I’ve posted a whole lot of recipes as of late, and very little about what’s going on with me. I know the recipes are the interesting part, so I don’t feel TOO bad about that. Plus, you’d much rather see a photo of a brownie than a block of text. But bear with me. There’s a word-flood coming, and its sadly chocolate-less.
As we’ve spent this whole month thermometer-less, we’ve really been considering the past year and a bit. Honestly, its been more exhausting than I realized. Its taken up the foremost 3/4 of my brain, and I’ve forgotten what its like to wake up in the morning and not immediately wonder what my temperature did over night. To go pee and not be wondering whether frequent urination is a pregnancy symptom. To have NO IDEA what my body is doing at any given moment. Its been nervewracking. Its been strangely liberating.
But these changes haven’t come without a whole lot of anxiety. You can’t just give up a habit cold turkey. I see the Fertility Friend app on my phone, and I get a pang of longing for everything it represents. I see my thermometer in the bathroom drawer, where its been banished, and I feel knives in my gut when I think about all of those lost days. How can I even think about abandoning this dream, even for a short time?
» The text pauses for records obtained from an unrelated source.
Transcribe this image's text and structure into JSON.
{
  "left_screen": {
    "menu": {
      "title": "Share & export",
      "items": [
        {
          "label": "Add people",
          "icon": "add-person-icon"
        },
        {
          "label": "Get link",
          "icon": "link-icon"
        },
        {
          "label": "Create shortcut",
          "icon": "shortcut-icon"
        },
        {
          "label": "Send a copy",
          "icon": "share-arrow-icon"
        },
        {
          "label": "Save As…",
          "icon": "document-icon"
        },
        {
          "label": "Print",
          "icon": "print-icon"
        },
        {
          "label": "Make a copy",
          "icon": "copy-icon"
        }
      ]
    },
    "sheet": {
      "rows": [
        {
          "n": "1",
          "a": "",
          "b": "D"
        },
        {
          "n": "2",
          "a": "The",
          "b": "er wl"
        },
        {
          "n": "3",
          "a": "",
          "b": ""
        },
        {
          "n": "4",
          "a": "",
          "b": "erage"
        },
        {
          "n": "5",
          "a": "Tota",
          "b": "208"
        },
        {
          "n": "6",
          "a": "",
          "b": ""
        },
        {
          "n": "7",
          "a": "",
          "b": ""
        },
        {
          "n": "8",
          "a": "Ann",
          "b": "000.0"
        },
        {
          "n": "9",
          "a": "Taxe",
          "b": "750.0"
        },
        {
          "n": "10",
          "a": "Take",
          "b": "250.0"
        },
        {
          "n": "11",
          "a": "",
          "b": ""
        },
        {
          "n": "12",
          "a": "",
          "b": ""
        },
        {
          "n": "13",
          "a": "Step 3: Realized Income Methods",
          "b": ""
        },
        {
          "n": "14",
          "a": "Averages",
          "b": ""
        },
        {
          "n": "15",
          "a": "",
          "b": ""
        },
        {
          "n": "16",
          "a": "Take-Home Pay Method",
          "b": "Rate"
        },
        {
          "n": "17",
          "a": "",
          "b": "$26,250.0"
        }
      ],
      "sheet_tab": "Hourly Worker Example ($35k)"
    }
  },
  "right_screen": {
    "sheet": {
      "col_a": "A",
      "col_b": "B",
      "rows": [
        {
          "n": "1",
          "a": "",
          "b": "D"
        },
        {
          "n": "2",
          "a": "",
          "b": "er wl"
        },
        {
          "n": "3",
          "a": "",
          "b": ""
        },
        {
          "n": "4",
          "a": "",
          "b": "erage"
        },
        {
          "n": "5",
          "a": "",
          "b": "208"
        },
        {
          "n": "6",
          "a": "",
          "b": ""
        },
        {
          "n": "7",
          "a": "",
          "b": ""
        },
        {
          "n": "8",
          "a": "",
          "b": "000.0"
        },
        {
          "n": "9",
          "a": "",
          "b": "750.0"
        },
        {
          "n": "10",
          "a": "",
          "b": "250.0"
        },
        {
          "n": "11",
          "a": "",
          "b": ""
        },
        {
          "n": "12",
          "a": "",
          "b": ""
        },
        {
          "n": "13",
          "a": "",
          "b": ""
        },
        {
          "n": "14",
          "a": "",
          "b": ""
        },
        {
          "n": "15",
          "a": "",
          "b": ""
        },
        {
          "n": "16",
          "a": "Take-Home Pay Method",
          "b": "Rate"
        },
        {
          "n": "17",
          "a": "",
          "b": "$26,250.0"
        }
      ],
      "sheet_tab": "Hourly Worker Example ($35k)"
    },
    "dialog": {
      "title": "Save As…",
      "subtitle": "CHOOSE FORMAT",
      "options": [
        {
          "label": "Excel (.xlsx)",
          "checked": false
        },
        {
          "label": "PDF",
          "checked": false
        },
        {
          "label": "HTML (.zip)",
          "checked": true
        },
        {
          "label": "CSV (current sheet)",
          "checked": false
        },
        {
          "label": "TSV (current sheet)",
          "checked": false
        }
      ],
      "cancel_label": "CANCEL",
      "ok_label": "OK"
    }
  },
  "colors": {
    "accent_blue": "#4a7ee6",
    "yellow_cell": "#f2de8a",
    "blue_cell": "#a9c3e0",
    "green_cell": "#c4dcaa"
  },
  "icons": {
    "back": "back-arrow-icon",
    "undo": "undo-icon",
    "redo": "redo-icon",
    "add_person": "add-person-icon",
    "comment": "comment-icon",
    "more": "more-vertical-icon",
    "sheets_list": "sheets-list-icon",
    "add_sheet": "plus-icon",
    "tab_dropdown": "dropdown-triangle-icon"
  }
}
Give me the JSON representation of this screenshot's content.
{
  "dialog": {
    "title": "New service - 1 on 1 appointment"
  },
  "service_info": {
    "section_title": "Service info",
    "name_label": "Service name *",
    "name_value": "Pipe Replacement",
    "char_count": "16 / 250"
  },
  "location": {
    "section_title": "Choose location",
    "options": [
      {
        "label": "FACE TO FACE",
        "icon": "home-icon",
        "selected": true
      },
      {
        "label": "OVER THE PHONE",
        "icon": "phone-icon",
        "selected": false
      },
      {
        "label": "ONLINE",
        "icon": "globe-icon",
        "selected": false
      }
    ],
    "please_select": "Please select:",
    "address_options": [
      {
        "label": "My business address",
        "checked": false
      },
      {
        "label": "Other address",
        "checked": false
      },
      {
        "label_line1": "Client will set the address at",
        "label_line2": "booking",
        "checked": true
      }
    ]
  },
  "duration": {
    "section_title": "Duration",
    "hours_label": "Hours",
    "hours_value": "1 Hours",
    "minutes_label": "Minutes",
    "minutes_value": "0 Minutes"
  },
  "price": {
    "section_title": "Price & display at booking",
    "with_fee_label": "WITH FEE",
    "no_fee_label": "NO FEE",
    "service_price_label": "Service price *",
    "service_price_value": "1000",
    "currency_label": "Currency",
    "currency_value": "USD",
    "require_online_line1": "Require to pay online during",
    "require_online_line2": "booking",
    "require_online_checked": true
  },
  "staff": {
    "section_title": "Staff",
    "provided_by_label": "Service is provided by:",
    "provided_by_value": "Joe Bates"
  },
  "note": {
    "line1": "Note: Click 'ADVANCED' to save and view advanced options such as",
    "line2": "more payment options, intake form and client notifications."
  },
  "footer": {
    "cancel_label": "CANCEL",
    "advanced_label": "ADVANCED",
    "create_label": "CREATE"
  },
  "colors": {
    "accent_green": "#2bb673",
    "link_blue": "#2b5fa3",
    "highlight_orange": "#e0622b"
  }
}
I’ve been fighting with God this week. I know, in my head, that He has a plan – that things are going to turn out better than I could imagine if I listen to Him. I know that I need to surrender this process; that He hears the deepest desires of my heart. But convincing my heart that same thing? Convincing type-A, analytical, organized, planning me that I need to LET GO and LET GOD do what He wants? That’s a bit more of a struggle. My prayer has been IF NOT THIS, THEN WHAT? If not a baby, now, then what is it you have for me? What do you have that is better than this?
Its a journey. It will be even more of a journey when my period finally gets here (I’m CD43, everyone), and I have to decide whether I’m going to listen to ME, or whether I’m going to surrender to God.
Please tell me I’m not the only one battling this?